Posted on August 19, 2012


Yardlong or Chinese Long beans in the Learning Garden

With a full “day off” ahead of me- gardening at the farm and in my tiny (and sorely neglected) GROW plot, and seeing the one and only John Prine perform later tonight- I’m going to (try to) keep this one on the short side.

Stanley plums

I’ve been holding out for bulk-priced plums for what has felt like forever. The incredibly-luscious, sweet and succulent early plums, suspected to be Myrobalan or cherry plums, of July were great for fresh eating, but they were also pretty expensive, only being sold by pint and quart. Even more, their availability didn’t last long at my local farmers market; I suspect this crop was hit by the early spring frosts that wreaked havoc on many stone fruit crops in the Northeast.

The first of the Brandywine heirlooms in the Learning Garden

However, this past week at the Central Square market I spotted some Italian plums (Stanley variety) from Kimball’s Farm. Priced at $4 per pound, I was hesitant to hold out for a lower price in the coming week or so. BUT I also reaaaally wanted to get going on the late summer portion of my can plan. Corn and tomatoes are just now starting to come in and bulk up, so those guys could wait. And so I bought several pounds of these firm-bodied beauties to be cooked down into a simple and gorgeous plum jam.

Stanley plums

Italian or prune plums, much like paste tomatoes, have a lower water content than other cultivars, making them more suitable for canning. While they can certainly be eaten fresh, their flavor truly shines when jammed or stewed. After halving, pitting, and chopping them up, I had about 5.5 pounds of plum flesh to deal with, but only 2 cups of sugar in my house. This was A-okay with me though, as I am getting more comfortable with the idea of creating my own, lower-sugar recipes for high-acid fruits. I must say, this is the first canned batch in which I did not follow a recipe*, and I’m extremely satisfied with the results. While you can certainly cook it to the gelling point (220°F at sea level), I cooked mine to about 216°F (thankyouverymuch, new digital thermometer) for an oh-so-slightly looser set. It’s still got body, but absolutely no Jello-quality to it.

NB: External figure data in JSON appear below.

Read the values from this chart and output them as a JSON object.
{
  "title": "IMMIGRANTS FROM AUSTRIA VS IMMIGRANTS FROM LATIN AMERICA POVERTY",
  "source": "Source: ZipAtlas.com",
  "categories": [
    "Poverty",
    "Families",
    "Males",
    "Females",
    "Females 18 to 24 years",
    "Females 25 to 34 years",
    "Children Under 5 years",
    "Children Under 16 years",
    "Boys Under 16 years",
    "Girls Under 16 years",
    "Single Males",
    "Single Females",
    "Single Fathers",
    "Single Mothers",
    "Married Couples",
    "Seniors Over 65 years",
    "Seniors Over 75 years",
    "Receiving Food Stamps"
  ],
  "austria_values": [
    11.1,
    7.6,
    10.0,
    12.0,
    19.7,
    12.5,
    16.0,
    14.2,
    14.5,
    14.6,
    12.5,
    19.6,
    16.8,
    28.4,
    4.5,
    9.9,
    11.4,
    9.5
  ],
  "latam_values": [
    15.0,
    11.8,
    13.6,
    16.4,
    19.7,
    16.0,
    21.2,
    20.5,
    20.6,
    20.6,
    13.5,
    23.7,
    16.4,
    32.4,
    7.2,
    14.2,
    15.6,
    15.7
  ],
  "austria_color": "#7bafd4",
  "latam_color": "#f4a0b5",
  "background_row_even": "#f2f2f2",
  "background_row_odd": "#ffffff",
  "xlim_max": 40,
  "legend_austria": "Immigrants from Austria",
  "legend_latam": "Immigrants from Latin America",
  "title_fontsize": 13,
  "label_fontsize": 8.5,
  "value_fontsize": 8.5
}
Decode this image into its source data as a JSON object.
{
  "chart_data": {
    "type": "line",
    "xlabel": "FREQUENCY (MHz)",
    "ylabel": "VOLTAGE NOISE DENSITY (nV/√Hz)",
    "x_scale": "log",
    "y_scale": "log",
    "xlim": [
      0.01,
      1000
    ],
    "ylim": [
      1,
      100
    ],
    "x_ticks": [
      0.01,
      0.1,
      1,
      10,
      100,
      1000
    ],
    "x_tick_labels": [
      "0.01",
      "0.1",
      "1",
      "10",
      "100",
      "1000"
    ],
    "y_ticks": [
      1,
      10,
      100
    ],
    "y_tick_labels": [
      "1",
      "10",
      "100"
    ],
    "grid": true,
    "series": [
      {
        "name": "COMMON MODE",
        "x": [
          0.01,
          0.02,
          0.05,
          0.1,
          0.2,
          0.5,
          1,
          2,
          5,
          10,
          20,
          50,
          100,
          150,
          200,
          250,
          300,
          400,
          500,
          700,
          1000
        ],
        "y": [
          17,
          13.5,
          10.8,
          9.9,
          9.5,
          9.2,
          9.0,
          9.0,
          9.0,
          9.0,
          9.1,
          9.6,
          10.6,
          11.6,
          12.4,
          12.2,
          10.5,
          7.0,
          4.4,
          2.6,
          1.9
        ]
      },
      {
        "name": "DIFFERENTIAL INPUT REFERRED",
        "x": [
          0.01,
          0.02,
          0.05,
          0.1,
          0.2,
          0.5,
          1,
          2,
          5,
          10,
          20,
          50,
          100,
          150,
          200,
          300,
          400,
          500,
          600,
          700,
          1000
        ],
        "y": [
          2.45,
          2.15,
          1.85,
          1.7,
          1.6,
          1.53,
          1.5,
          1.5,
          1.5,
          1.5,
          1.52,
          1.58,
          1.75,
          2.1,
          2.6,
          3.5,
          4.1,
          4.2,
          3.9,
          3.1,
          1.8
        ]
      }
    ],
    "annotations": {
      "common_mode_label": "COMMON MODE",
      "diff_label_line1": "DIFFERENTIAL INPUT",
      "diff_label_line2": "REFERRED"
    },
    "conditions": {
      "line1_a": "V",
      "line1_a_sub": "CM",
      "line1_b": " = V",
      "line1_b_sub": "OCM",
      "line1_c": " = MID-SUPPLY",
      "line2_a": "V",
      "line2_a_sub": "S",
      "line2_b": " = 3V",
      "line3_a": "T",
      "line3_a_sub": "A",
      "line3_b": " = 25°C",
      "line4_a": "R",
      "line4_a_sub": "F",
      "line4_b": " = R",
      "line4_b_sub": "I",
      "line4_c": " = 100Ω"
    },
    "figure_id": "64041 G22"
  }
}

Plum jam on spoon and plate

*Rest assured, I did comb through the conservative National Center for Home Food Preservation website to ensure the safety of this recipe. Plums are a high-acid food that do not need added acidity to safely can in a hot water bath canner. While sugar does act as a preservative, it is not necessary for the safety of the preserve.

Italian plum jam

Italian Plum Jam

Makes about 8 half-pints (I used quarter-pint jars)


  • about 5.5 lbs Italian plums, washed, halved, pitted, and chopped
  • about 2 cups sugar


Plums macerating in sugar

Combine all ingredients; allow the prepped plums to macerate in the refrigerator for 12-24 hours in a non-reactive pot. Bring the mixture slowly to a boil, then cook rapidly to, or almost to, the gelling point (again, 220°F at sea level). Stir constantly to prevent sticking or burning. Ladle hot jam into sterilized half or quarter pint jars, leaving 1/4″ headspace; process for 10 minutes in a boiling water bath canner.